McCain seems to have made a choice that many politicians succumb to but that he had always promised to avoid — he appears ready to do whatever it takes to win, even it if soils his reputation.
“We recognize it’s not going to be 2000 again,” McCain spokesman Brian Rogers said, alluding to the media’s swooning coverage of McCain’s ill-fated crusade against then-Gov. George W. Bush and the GOP establishment. “But he lost then. We’re running a campaign to win. And we’re not too concerned about what the media filter tries to say about it.”
Echoing this sentiment, Tom Edsell at the Huffington Post, in McGamble, adds:
So far, based on polling over the past two weeks, McCain's roll of the dice has paid off.
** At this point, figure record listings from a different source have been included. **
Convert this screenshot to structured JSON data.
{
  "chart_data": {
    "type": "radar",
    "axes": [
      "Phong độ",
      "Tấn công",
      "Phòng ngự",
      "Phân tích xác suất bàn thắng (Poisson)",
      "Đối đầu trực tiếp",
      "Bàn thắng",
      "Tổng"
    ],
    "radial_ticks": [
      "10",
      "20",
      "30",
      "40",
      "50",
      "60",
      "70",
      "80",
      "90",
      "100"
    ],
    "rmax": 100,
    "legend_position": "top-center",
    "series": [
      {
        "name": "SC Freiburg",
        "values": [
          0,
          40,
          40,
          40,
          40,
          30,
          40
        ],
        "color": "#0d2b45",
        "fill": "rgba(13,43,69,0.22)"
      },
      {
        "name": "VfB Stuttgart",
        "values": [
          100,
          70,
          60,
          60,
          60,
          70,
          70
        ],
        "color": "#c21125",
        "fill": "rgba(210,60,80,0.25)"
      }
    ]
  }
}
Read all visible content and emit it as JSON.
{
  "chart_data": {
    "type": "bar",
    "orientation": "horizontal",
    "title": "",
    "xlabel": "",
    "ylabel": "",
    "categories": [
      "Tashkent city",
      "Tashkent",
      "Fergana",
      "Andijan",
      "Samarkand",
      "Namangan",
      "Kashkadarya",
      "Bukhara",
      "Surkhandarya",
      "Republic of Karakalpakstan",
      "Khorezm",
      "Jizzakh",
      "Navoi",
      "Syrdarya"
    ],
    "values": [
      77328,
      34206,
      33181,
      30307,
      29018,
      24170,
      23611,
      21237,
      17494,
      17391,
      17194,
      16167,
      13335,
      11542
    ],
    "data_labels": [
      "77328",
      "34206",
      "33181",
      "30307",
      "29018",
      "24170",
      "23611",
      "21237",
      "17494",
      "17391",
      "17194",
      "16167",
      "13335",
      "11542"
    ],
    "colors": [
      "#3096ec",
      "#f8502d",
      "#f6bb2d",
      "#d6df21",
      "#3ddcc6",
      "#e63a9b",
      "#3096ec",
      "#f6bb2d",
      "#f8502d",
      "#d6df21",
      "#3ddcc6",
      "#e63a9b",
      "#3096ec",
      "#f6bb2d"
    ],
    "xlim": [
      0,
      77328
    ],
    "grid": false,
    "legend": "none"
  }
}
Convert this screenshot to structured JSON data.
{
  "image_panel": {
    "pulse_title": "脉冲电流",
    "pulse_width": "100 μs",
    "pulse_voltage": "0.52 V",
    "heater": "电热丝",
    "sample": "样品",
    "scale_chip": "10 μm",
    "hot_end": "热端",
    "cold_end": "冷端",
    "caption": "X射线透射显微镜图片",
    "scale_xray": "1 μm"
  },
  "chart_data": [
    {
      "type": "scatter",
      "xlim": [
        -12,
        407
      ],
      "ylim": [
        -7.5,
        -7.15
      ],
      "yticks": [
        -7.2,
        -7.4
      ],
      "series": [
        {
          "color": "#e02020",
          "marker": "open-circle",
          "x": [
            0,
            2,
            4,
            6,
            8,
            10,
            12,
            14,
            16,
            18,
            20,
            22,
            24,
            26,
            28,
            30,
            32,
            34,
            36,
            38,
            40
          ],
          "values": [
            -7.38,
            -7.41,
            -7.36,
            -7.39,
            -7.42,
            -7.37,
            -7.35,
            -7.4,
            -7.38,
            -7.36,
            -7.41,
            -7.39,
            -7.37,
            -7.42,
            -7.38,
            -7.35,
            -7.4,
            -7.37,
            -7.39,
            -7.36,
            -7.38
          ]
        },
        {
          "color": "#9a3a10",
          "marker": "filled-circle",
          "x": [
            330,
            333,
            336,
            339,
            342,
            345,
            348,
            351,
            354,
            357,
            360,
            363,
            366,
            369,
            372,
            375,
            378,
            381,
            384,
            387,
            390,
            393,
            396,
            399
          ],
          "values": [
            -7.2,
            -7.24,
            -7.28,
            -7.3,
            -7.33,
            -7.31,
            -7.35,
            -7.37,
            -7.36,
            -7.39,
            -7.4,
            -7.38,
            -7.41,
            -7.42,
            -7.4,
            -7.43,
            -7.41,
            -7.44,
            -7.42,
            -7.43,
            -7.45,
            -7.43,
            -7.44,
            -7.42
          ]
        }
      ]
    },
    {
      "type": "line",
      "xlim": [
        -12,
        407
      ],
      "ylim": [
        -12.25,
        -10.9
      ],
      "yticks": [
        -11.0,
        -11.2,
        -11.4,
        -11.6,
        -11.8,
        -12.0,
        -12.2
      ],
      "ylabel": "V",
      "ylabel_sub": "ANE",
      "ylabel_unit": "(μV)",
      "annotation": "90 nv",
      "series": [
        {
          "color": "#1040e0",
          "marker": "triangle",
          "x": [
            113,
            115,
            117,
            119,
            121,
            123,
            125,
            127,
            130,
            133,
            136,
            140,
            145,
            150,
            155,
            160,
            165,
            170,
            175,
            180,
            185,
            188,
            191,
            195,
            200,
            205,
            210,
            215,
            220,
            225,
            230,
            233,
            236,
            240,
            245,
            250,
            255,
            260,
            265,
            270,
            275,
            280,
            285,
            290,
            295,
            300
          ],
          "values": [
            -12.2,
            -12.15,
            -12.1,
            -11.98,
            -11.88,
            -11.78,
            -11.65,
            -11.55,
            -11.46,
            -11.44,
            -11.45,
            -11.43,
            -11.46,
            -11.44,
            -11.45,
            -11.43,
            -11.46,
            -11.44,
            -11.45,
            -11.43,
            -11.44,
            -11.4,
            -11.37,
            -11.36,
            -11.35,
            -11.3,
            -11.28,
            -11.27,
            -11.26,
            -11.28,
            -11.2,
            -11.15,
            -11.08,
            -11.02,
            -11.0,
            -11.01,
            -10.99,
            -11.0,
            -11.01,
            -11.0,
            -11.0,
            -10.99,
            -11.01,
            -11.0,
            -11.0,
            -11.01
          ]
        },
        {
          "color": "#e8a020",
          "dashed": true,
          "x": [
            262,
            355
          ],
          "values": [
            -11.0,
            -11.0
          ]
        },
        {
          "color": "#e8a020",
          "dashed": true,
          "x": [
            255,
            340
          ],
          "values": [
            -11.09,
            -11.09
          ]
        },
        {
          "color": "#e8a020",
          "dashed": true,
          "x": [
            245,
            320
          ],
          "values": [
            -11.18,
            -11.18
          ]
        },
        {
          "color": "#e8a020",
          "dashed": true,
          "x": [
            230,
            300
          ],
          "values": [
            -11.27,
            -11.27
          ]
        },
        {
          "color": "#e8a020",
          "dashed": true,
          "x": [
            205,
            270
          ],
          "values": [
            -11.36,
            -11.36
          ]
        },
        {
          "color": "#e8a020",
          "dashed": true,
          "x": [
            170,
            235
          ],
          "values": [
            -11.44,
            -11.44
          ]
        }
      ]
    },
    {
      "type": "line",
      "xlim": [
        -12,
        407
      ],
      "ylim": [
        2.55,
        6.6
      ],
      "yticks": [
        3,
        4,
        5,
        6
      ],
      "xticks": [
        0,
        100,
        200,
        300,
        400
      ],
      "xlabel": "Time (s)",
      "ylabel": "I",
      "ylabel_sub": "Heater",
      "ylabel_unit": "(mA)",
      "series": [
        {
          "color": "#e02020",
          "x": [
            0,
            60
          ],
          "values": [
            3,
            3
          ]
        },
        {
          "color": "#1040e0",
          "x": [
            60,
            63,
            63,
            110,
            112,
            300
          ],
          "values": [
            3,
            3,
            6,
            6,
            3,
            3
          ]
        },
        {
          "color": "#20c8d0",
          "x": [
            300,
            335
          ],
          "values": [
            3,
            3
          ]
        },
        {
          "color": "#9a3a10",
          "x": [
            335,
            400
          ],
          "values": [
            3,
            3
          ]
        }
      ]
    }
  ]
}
Not only has McCain made substantial gains, pulling modestly ahead in most national polls, but his assaults on Obama appear to have damaged the Democratic Party as well, raising Republican hopes of minimizing House and Senate losses."
So where does that leave us? The Anonymous Liberal posits, in The Media's Moment of Truth:
John McCain is on the verge of doing one of two things: he's either about to implode under the weight of his own lies, or he's on the verge of proving, definitively, that there is no political downside to telling an endless stream of bald-faced lies. Sadly, I'm beginning to suspect the latter."And that's the truth and nothing but the truth.